I love cars; someday, when this season of life is over, I will drive a sweet little coupe again. For now, though, I just get to drool over others’. And I’ve been starting to amass quite a few photos of beauties that haven’t made it into the public realm. But what to say about them besides, “Oooo – look!” before they’re forever down the road? True enjoyment comes from the sharing. But I think I’ve said that before.
So I was ruminating over what to write about them, when I realized something. I overuse the word “realize”. While car photos never get boring, redundancy in writing gets old fast. My suspicions of this word have been growing, and I’ve been trying to euphemize my way out of it. To no avail. The realization of my repetitiveness is irritating. And then I realized the real problem: you can’t ‘try’ to do things; you must just do them if you want them done. The words I use are so important – they express who I am. I only go over ground repetitively if I can’t make sense of it. When my brain finally wraps around a concept, the reality is that I’ve realized it. It’s become a part of me. I’ve obviously been going over much new ground (or old ground in new ways) to have so many realizations over the past year-ish. More than I’d like. And I realize now that it shows.
But that wasn’t the only word I was overusing. As I looked at my speech and writing patterns, I also saw that I use “but” as an article too often. If I’m not sure what to say, maybe I’d like to change the subject but don’t want to lead the conversation, I’ll absent-mindedly utter, “but…” It makes no sense in that usage. It also implies that I’m modifying what I just said, which is rarely the case. But replacing it with “yet” is no better. I need to change how I structure my speech. Sometimes, though, in order to understand something, I must not only look at it, but then contrast it with something dissimilar. I have to look at the other side to do that. The but-side. But then I have a big “but” getting in the way of the real view. Time to streamline my vocabulary and get rid of the useless and excess, of which my precious “but” is but one.
Many years ago, I knew a guy who used “basically” a lot. He basically peppered his speech with it. He couldn’t mean anything without getting down to its base, which was why he used the word as building block and summary alike. He basically drummed me out of ever using the word.
So I found it funny that, about the same time, a girl came to live with our family who was, like, completely immersed in Valley Girl speech. Like, I totally respect that others have speech patterns that are, like, different from mine, y’know? Yeah. Well, I like, instantly picked up this invasive habit. I found it totally not tubular when I realized how I now sounded. The only thing I never picked up was “OhmaGawd!” – the quintessential Valley epithet. Thank the Lord for small miracles. But, like, everything else of the vernacular came out of my mouth before I could, y’know, stop it. Just like the waves on the beach the surfers that invented Valley Girl rode in on. And it branded me as an L.A. girl, which I was not. I’m from The OC, which is like, so different.

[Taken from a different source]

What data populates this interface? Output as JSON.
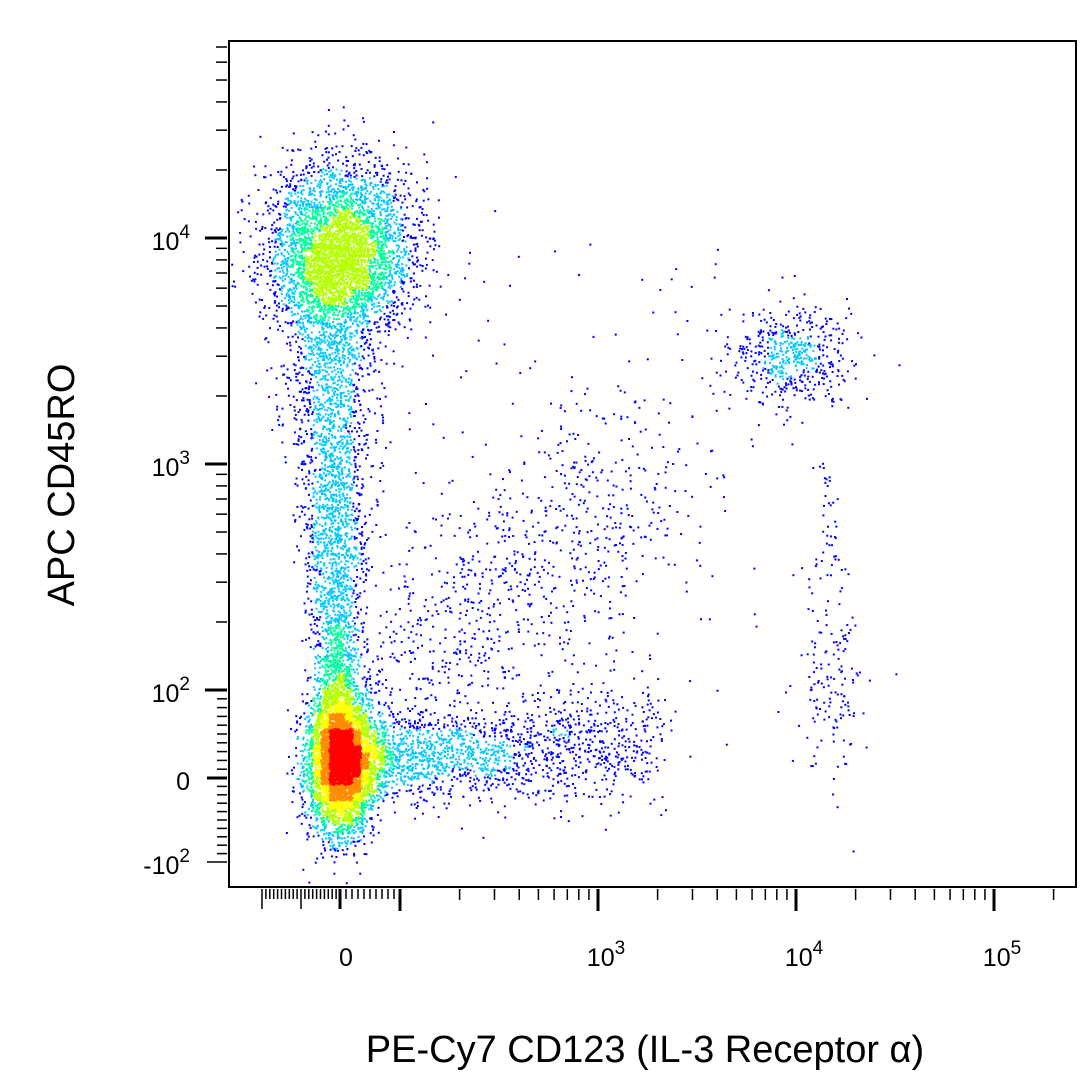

Then I started college and began my move toward professionalism. My dad introduced me to an intelligent young man he worked with, older than myself, who was going places. Dad rarely entered into my social life, so I knew this was important. The guy asked me to drinks at a restaurant, which was unheard of among the girls my age. I dressed appropriately, met him on time, and re-introduced myself. Then we started talking. “Like, that is so Cool!” I giggled at one of his stories. He looked at me with one eyebrow cocked. I can still see it today. I could’ve melted through the floor. He asked if I always talked like that. I had to admit that it was an unwelcome pattern that had entered without my notice or permission, but had become, unfortunately, fairly entrenched. I was not able to shake that “like” anywhere nearly as quickly as he dropped me. In fact, I still hear it on occasion. Be aware – I KNOW when it comes out. And every time, I wish I’d used “said” – which is usually what would’ve been appropriate – instead.
I’m going to buy myself a better Thesaurus…mine only has two options for realize: gain or think – neither of which is what I’m grasping for when I realize I’m using that word yet again. The big but and “like”? They’re basically gone.